O Ministério da Justiça confirmou nesta última terça-feira (27), em mensagem à Folha de S.Paulo, que foram assinadas as portarias de exoneração de dois chefes de setor que têm papel destacado na Funai (Fundação Nacional do Índio) em temas de interesse do núcleo do governo e a bancada ruralista no Congresso: a coordenação de licenciamento ambiental de grandes obras e a voltada para a demarcação de terras indígenas.
Segundo o ministério, “as portarias de exoneração foram assinadas e encaminhadas ao Diário Oficial para publicação”, o que deve ocorrer nesta quarta-feira (28). Os pedidos foram encaminhados ao MJ pelo presidente da Funai, Wallace Moreira Bastos, como antecipou “O Estado de S. Paulo”.
A exoneração de Janete Albuquerque de Carvalho, responsável pela área de licenciamento na Funai, era considerada um pedido antigo da diretora de Proteção Territorial, Azelene Inácio Kaingang, que assumiu o cargo durante o governo de Michel Temer. Azelene e seu marido defendem a exploração econômica de terras indígenas pelo agronegócio.
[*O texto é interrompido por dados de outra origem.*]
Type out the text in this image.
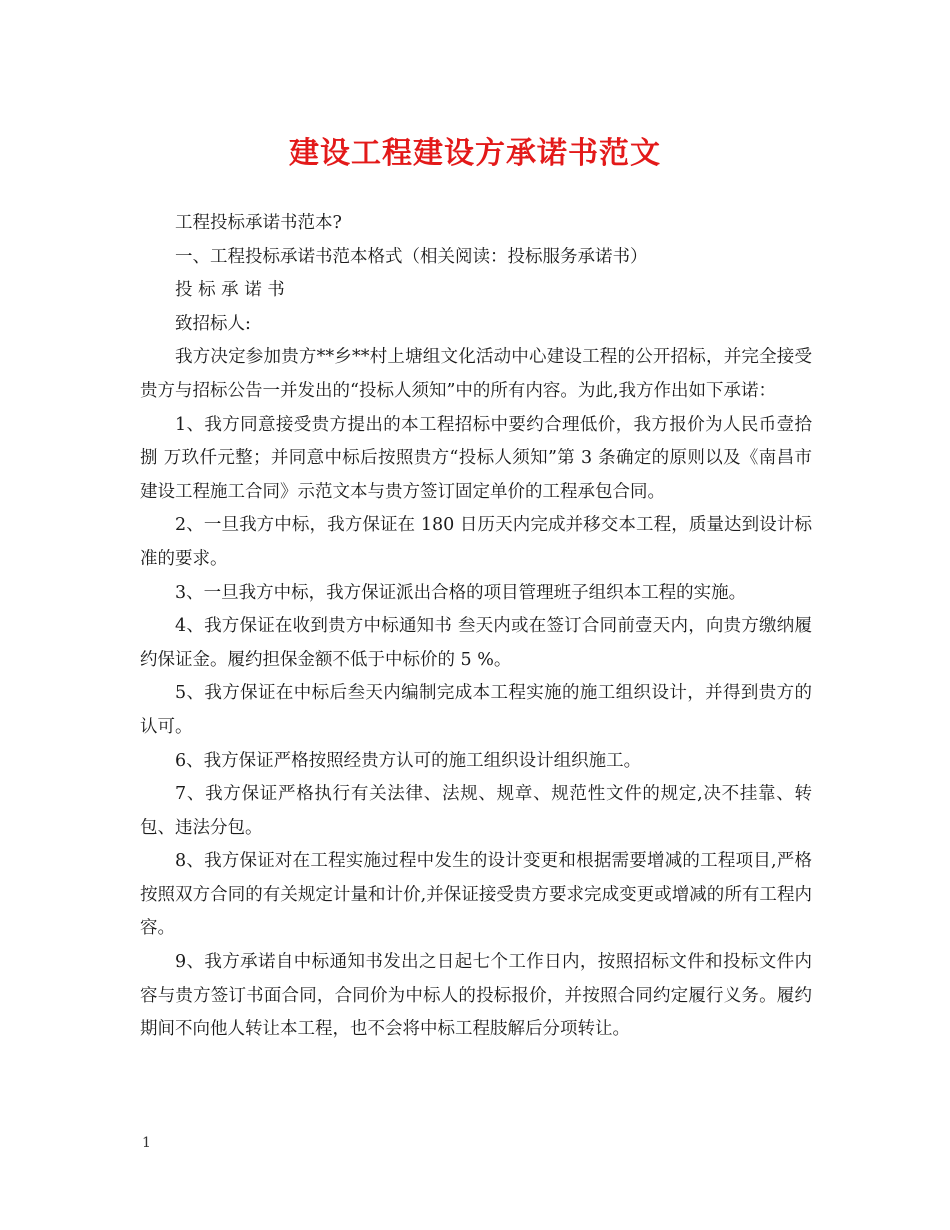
建设工程建设方承诺书范文

工程投标承诺书范本?

一、工程投标承诺书范本格式（相关阅读：投标服务承诺书）

投 标 承 诺 书

致招标人:

我方决定参加贵方**乡**村上塘组文化活动中心建设工程的公开招标，并完全接受贵方与招标公告一并发出的“投标人须知”中的所有内容。为此,我方作出如下承诺：

1、我方同意接受贵方提出的本工程招标中要约合理低价，我方报价为人民币壹拾捌 万玖仟元整；并同意中标后按照贵方“投标人须知”第 3 条确定的原则以及《南昌市建设工程施工合同》示范文本与贵方签订固定单价的工程承包合同。

2、一旦我方中标，我方保证在 180 日历天内完成并移交本工程，质量达到设计标准的要求。

3、一旦我方中标，我方保证派出合格的项目管理班子组织本工程的实施。

4、我方保证在收到贵方中标通知书 叁天内或在签订合同前壹天内，向贵方缴纳履约保证金。履约担保金额不低于中标价的 5 %。

5、我方保证在中标后叁天内编制完成本工程实施的施工组织设计，并得到贵方的认可。

6、我方保证严格按照经贵方认可的施工组织设计组织施工。

7、我方保证严格执行有关法律、法规、规章、规范性文件的规定,决不挂靠、转包、违法分包。

8、我方保证对在工程实施过程中发生的设计变更和根据需要增减的工程项目,严格按照双方合同的有关规定计量和计价,并保证接受贵方要求完成变更或增减的所有工程内容。

9、我方承诺自中标通知书发出之日起七个工作日内，按照招标文件和投标文件内容与贵方签订书面合同，合同价为中标人的投标报价，并按照合同约定履行义务。履约期间不向他人转让本工程，也不会将中标工程肢解后分项转让。

1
Há duas semanas, o casal foi fotografado ao lado de dois futuros ministros do governo Bolsonaro, Tereza Cristina (Agricultura), coordenadora da bancada ruralista no Congresso Nacional, e o general da reserva Augusto Heleno (Gabinete de Segurança Institucional), em meio a um plano da equipe de transição de Bolsonaro de retirada da Funai do guarda-chuva do Ministério da Justiça, onde está há mais de 30 anos. Ainda não se sabe o destino do órgão.
Filha de um dos mais conhecidos indigenistas na história da Funai, José Porfírio Fontenele Carvalho (1946-2017), especializado na etnia waimiri-atroari e alvo da ditadura militar (1964-1985), Janete, mestre em antropologia pela UnB (Universidade de Brasília), era considerada uma pedra no sapato dos interesses do Palácio do Planalto e do ministro Moreira Franco (Minas e Energia) em torno da obra de construção de uma linha de energia elétrica de alta tensão, estimada em mais de R$ 2 bilhões, que pretende atravessar a terra indígena waimiri-atroari, entre os estados do Amazonas e de Roraima.
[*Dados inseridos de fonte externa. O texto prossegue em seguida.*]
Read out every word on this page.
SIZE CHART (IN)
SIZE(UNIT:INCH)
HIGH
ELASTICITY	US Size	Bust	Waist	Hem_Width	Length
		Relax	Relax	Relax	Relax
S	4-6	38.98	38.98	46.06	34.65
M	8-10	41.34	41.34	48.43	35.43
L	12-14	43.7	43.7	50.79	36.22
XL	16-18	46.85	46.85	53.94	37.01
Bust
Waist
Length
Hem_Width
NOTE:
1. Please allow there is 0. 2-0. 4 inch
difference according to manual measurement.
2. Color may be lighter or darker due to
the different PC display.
Como os índios não deram um consentimento para a obra, o governo federal ameaçou usar o argumento de que se trata de uma obra “de relevante interesse da política de defesa nacional”, o que permitiria iniciar a obra mesmo sem a concordância dos indígenas. O projeto continua em andamento no governo.
Ao mesmo tempo, o Ministério Público Federal investiga por que a Eletronorte, que tem um programa em parceria com os indígenas, ameaçou cortar a compensação financeira por obras realizadas na década de 80.
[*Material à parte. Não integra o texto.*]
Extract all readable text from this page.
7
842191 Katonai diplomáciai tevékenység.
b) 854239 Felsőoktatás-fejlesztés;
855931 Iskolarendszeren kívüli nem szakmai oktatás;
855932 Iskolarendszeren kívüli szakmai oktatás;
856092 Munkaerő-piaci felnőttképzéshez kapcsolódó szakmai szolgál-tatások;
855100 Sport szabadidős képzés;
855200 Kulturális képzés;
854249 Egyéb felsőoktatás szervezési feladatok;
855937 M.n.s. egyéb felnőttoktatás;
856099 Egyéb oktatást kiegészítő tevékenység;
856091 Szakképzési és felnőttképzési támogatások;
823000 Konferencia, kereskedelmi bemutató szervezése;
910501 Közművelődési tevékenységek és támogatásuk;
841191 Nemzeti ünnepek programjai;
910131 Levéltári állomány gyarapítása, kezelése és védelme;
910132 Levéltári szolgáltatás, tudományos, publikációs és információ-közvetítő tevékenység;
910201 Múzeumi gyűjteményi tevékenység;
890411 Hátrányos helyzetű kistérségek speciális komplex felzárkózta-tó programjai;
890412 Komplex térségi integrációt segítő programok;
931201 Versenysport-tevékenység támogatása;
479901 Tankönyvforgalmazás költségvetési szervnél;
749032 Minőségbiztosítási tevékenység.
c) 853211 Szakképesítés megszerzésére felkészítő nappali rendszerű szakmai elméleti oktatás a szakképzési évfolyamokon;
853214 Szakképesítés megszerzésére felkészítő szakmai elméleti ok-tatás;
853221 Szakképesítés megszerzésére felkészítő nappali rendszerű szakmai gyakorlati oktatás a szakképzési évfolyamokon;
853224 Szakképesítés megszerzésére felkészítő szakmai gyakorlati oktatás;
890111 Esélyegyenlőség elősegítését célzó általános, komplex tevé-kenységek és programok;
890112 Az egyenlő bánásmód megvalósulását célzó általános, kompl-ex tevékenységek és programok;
No último dia 23, indígenas de diversas etnias da região de Altamira (PA) divulgaram uma nota pública de repúdio contra os boatos que já circulavam sobre a exoneração de Janete. Os índios informaram que ela trabalhou no processo de licenciamento da hidrelétrica Belo Monte, no Pará, e de outros grandes projetos na região do Médio Xingu.
“A servidora está sendo afastada por grupos que se opõem ao seu posicionamento técnico, os quais estão ligados aos empreendimentos mencionados, que envolvem a exploração madeireira, fundiária, minerária e de agronegócio. […] Consideramos que ela está sofrendo retaliação pela sua atuação técnica e exigimos sua permanência na função”, diz a carta assinada pelos índios.
O segundo a ser exonerado pela Funai é o coordenador-geral de identificação e delimitação de terras indígenas, Gustavo Hamilton de Souza Menezes, doutor em antropologia pela UnB (Universidade de Brasília), pelo qual passavam todos os processos em andamento no país. Antes e durante a campanha eleitoral, o presidente eleito, Jair Bolsonaro (PSL), afirmou que não haverá novas demarcações de terras indígenas no país durante o seu governo.
Indagados pela reportagem sobre o motivo das duas exonerações, tanto o Ministério da Justiça quanto a Funai não haviam se manifestado até as 20h30.